Redomiciliation of Companies
INTRODUCTION
Redomiciliation is the process by which a transfer of a company’s seat of incorporation into or out of a jurisdiction takes place. In Malta the legislative framework that regulates both the inward and outward continuation of foreign and local companies is the Continuation of Companies Regulations, 2002 (Legal Notice 344 of 2002). The purpose of this note is to give a concise overview of the procedure required for a foreign body corporate to continue in Malta.
REQUIREMENTS
The continuation procedure is a straightforward procedure. However the body corporate which is to be continued in Malta must satisfy certain requirements.
1st requirement : The body corporate requesting to be redomiciled to Malta must be similar in nature to a company as known in Malta. This basically means that the body corporate must have legal personality separate from that of its members and there must be the limited liability of the members.
2nd requirement : The body corporate seeking redomiciliation to Malta must be registered or incorporated in one of the approved jurisdictions issued by the Registrar of Companies. At present the approved jurisdictions are EU and EEA member states, OECD member states, Jersey, Guernsey, Gibraltrar, British Virgin Islands, Bahamas, Bermuda, Isle of Man, Cayman Islands and Mauritius.
3rd requirement : the laws of the foreign company where the overseas company is continued or registered must allow such continuance.
4th requirement : The memorandum or articles of association, charter or other instrument constituting the overseas company seeking redomiciliation to Malta must allow the continuation of the company to another jurisdiction. Where such the constitutive documents do not contain such authorisation these must be amended to include such provision prior to the company applying with the Registrar of Companies to re-domicile to Malta.
PROCEDURE FOR REDOMICILIATION
In order to be continued in Malta, a request by a foreign company must be made to the Registrar of Companies. The above request must be accompanied by a number of documents mainly intended to confirm to the Registrar the existence of the foreign company and of its intention to continue in Malta. These documents must include, inter alia:
- An extraordinary resolution taken by the foreign company approving the registration of the company as continued in Malta;
- The constitutive documents of the company must be revised to comply with the Maltese Companies Act. Accordingly, the Memorandum and Articles of Association of the company would need to have the minimum share capital required in terms of the Companies Act, a registered office in Malta, at least one director and a company secretary, who must be an individual. There are no nationality restrictions as far as the directors and company secretary are concerned.

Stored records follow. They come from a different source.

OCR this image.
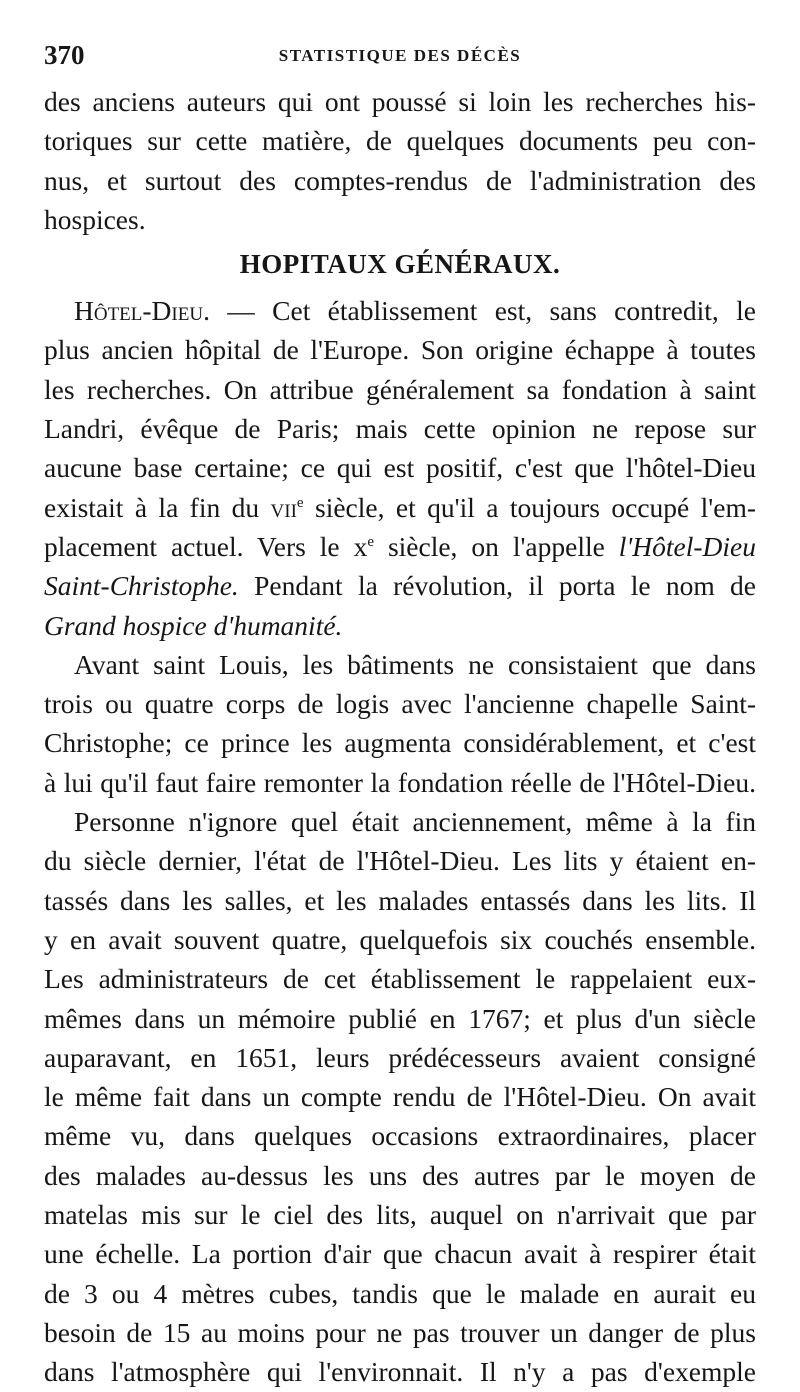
370	STATISTIQUE DES DÉCÈS
des anciens auteurs qui ont poussé si loin les recherches his-
toriques sur cette matière, de quelques documents peu con-
nus, et surtout des comptes-rendus de l'administration des
hospices.
HOPITAUX GÉNÉRAUX.
Hôtel-Dieu. — Cet établissement est, sans contredit, le
plus ancien hôpital de l'Europe. Son origine échappe à toutes
les recherches. On attribue généralement sa fondation à saint
Landri, évêque de Paris; mais cette opinion ne repose sur
aucune base certaine; ce qui est positif, c'est que l'hôtel-Dieu
existait à la fin du vii$^e$ siècle, et qu'il a toujours occupé l'em-
placement actuel. Vers le $x^e$ siècle, on l'appelle l'Hôtel-Dieu
Saint-Christophe. Pendant la révolution, il porta le nom de
Grand hospice d'humanité.
Avant saint Louis, les bâtiments ne consistaient que dans
trois ou quatre corps de logis avec l'ancienne chapelle Saint-
Christophe; ce prince les augmenta considérablement, et c'est
à lui qu'il faut faire remonter la fondation réelle de l'Hôtel-Dieu.
Personne n'ignore quel était anciennement, même à la fin
du siècle dernier, l'état de l'Hôtel-Dieu. Les lits y étaient en-
tassés dans les salles, et les malades entassés dans les lits. Il
y en avait souvent quatre, quelquefois six couchés ensemble.
Les administrateurs de cet établissement le rappelaient eux-
mêmes dans un mémoire publié en 1767; et plus d'un siècle
auparavant, en 1651, leurs prédécesseurs avaient consigné
le même fait dans un compte rendu de l'Hôtel-Dieu. On avait
même vu, dans quelques occasions extraordinaires, placer
des malades au-dessus les uns des autres par le moyen de
matelas mis sur le ciel des lits, auquel on n'arrivait que par
une échelle. La portion d'air que chacun avait à respirer était
de 3 ou 4 mètres cubes, tandis que le malade en aurait eu
besoin de 15 au moins pour ne pas trouver un danger de plus
dans l'atmosphère qui l'environnait. Il n'y a pas d'exemple
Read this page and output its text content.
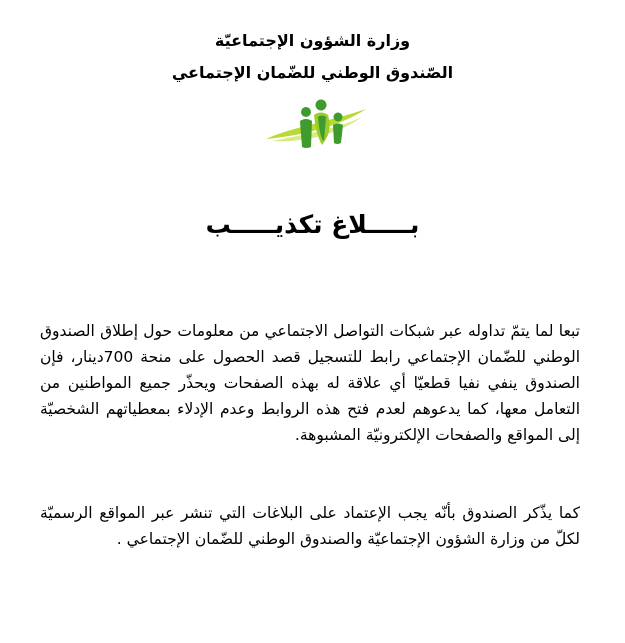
وزارة الشؤون الإجتماعيّة
الصّندوق الوطني للضّمان الإجتماعي
بـــــلاغ تكذيـــــب

تبعا لما يتمّ تداوله عبر شبكات التواصل الاجتماعي من معلومات حول إطلاق الصندوق الوطني للضّمان الإجتماعي رابط للتسجيل قصد الحصول على منحة 700دينار، فإن الصندوق ينفي نفيا قطعيّا أي علاقة له بهذه الصفحات ويحذّر جميع المواطنين من التعامل معها، كما يدعوهم لعدم فتح هذه الروابط وعدم الإدلاء بمعطياتهم الشخصيّة إلى المواقع والصفحات الإلكترونيّة المشبوهة.

كما يذّكر الصندوق بأنّه يجب الإعتماد على البلاغات التي تنشر عبر المواقع الرسميّة لكلّ من وزارة الشؤون الإجتماعيّة والصندوق الوطني للضّمان الإجتماعي .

- A declaration made by at least two directors of the foreign company (unless the Board of Directors is composed of one) confirming, among others, the solvency of the company and also confirming that the directors are not aware of any circumstances which could negatively affect the solvency position of the company.

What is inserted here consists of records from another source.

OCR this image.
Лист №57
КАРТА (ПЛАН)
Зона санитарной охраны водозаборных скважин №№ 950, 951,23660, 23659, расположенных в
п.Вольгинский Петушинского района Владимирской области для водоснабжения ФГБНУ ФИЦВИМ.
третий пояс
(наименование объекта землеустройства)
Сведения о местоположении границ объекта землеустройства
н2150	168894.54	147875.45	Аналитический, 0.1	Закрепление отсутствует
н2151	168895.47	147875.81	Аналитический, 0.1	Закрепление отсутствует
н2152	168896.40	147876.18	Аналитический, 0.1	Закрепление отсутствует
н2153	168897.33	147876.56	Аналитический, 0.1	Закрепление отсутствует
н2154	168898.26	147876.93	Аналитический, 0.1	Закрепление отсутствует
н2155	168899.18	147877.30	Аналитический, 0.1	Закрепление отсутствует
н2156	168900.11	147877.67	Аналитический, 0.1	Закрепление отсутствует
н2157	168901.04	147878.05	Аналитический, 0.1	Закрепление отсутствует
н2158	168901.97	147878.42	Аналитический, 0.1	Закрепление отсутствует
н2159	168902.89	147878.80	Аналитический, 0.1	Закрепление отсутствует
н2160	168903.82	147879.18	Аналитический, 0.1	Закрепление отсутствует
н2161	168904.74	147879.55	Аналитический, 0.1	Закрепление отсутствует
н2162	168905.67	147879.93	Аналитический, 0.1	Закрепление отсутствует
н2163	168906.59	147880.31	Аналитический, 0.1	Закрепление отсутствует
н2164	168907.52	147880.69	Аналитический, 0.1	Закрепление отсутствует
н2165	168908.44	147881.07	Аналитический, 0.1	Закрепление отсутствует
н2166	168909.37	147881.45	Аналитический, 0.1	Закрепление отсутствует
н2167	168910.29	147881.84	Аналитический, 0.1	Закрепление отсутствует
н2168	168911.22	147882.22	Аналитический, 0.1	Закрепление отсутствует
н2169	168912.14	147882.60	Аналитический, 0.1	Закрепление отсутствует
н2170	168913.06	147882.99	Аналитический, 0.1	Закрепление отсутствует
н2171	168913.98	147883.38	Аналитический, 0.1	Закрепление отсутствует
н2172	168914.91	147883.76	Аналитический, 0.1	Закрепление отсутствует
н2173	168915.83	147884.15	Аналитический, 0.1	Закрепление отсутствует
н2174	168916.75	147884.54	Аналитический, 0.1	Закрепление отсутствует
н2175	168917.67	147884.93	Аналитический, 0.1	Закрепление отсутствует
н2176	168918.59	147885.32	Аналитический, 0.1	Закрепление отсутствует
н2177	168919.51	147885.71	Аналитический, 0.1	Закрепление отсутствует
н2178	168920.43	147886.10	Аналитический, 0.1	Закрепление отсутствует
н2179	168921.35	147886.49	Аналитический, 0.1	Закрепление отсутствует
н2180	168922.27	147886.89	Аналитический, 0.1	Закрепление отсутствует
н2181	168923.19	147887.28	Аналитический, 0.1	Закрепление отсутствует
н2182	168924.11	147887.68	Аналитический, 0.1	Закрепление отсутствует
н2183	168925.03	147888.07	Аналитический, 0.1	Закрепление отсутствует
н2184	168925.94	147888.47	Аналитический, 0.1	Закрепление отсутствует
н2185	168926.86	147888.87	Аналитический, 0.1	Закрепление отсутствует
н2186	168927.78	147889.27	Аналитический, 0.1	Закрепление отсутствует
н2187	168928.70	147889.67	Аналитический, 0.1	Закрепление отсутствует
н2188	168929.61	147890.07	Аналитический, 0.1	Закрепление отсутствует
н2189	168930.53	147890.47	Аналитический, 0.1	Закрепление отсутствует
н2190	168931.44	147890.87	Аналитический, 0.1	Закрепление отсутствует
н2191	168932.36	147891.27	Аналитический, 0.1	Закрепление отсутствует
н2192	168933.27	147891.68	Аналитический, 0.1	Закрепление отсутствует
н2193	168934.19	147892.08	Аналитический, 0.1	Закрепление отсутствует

- A good standing certificate or equivalent document issued by the competent authority in which the foreign company was incorporated confirming that the foreign company is in compliance with the registration requirements of that jurisdiction.
- Evidence satisfying the Registrar that redomiciliation is allowed by the laws of the foreign jurisdiction and the consent of creditors and debenture-holders has been obtained. A legal opinion confirming the above usually suffices.

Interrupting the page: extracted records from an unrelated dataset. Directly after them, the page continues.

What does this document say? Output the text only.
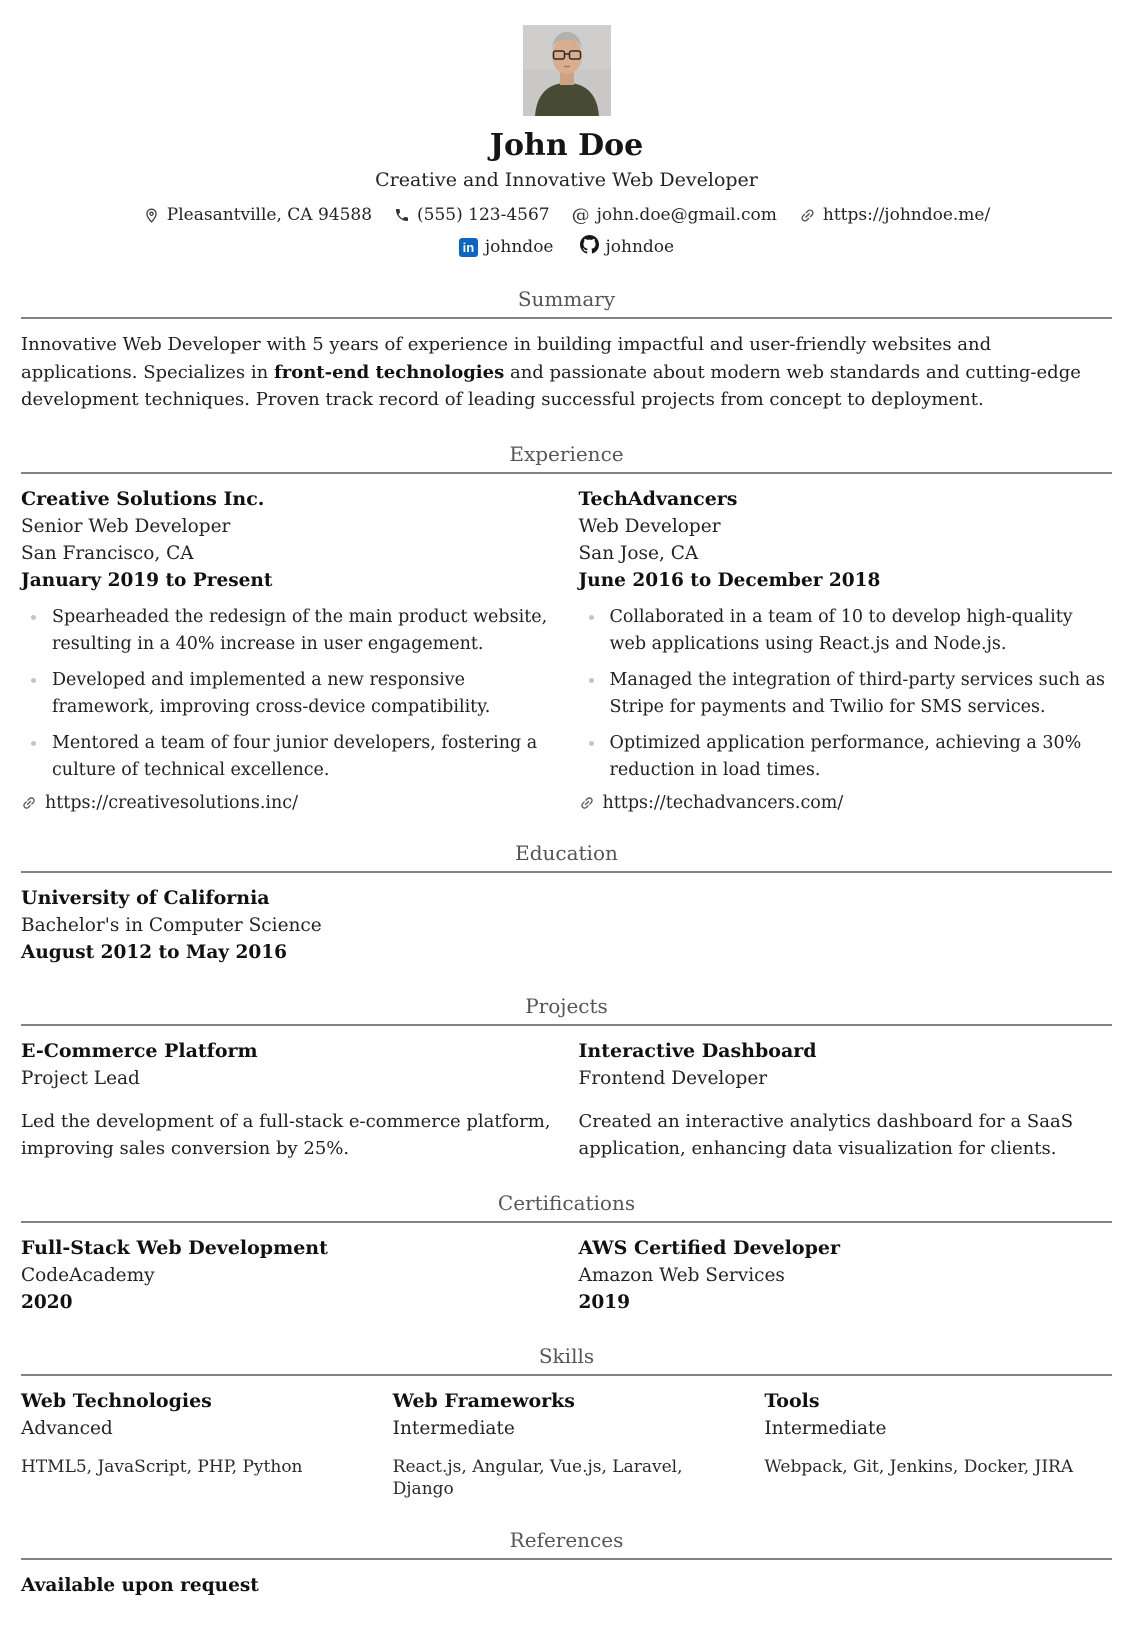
John Doe
Creative and Innovative Web Developer
Pleasantville, CA 94588	(555) 123-4567 @ john.doe@gmail.com	https://johndoe.me/
in johndoe	johndoe
Summary

Innovative Web Developer with 5 years of experience in building impactful and user-friendly websites and applications. Specializes in front-end technologies and passionate about modern web standards and cutting-edge development techniques. Proven track record of leading successful projects from concept to deployment.

Experience
Creative Solutions Inc.
Senior Web Developer
San Francisco, CA
January 2019 to Present
Spearheaded the redesign of the main product website, resulting in a 40% increase in user engagement.
Developed and implemented a new responsive framework, improving cross-device compatibility.
Mentored a team of four junior developers, fostering a culture of technical excellence.
https://creativesolutions.inc/
TechAdvancers
Web Developer
San Jose, CA
June 2016 to December 2018
Collaborated in a team of 10 to develop high-quality web applications using React.js and Node.js.
Managed the integration of third-party services such as Stripe for payments and Twilio for SMS services.
Optimized application performance, achieving a 30% reduction in load times.
https://techadvancers.com/
Education
University of California
Bachelor's in Computer Science
August 2012 to May 2016
Projects
E-Commerce Platform
Project Lead
Led the development of a full-stack e-commerce platform, improving sales conversion by 25%.
Interactive Dashboard
Frontend Developer
Created an interactive analytics dashboard for a SaaS application, enhancing data visualization for clients.
Certifications
Full-Stack Web Development
CodeAcademy
2020
AWS Certified Developer
Amazon Web Services
2019
Skills
Web Technologies
Advanced
HTML5, JavaScript, PHP, Python
Web Frameworks
Intermediate
React.js, Angular, Vue.js, Laravel, Django
Tools
Intermediate
Webpack, Git, Jenkins, Docker, JIRA
References
Available upon request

One must note that if the foreign company has a foreign nominee or trustee as one of the shareholders, foreign trustee must obtain authorisation to act as a trustee. Alternatively, the foreign trustee can transfer the shares to a person who is authorised within fifteen days form when it is registered as continued in Malta
EFFECTS OF REGISTRATION
Once Registrar verifies that the documents submitted are in order, foreign company is provisionally registered and the Registrar issues a Provisional Certificate of Continuation. Upon the issue of the Provisional Certificate, the foreign company can start operating in Malta. The continuation will not result in the creation of a new legal entity but the company is considered as being subject to all the rights and obligations of a Maltese company.
Within a period of six months from the date of the issue of the Provisional Certificate of Continuation, the company must submit documentary evidence to the satisfaction of the Registrar that it has been struck off from the register in the foreign jurisdiction where it was initially registered. Upon such documentary evidence being submitted, the Registrar will issue the Certificate of Continuation. There is no difference at law between the effects of the Provisional Certificate of Continuation and the Certificate of Continuation. The foreign company is deemed to be registered in Malta and can start operating upon the issuance of the Provisional Certificate of Continuation. The purpose of the final Certificate of Continuation is to confirm that the company has been struck off the foreign register and that it has been registered as continuing in Malta as from the date of the Provisional Certificate of Continuation.
Failure of the foreign company to deregister in the foreign jurisdiction will result in the Registrar of Companies striking the name of the company off the register of companies in Malta and informing the relevant authority of the jurisdiction concerned that the company is no longer registered in Malta.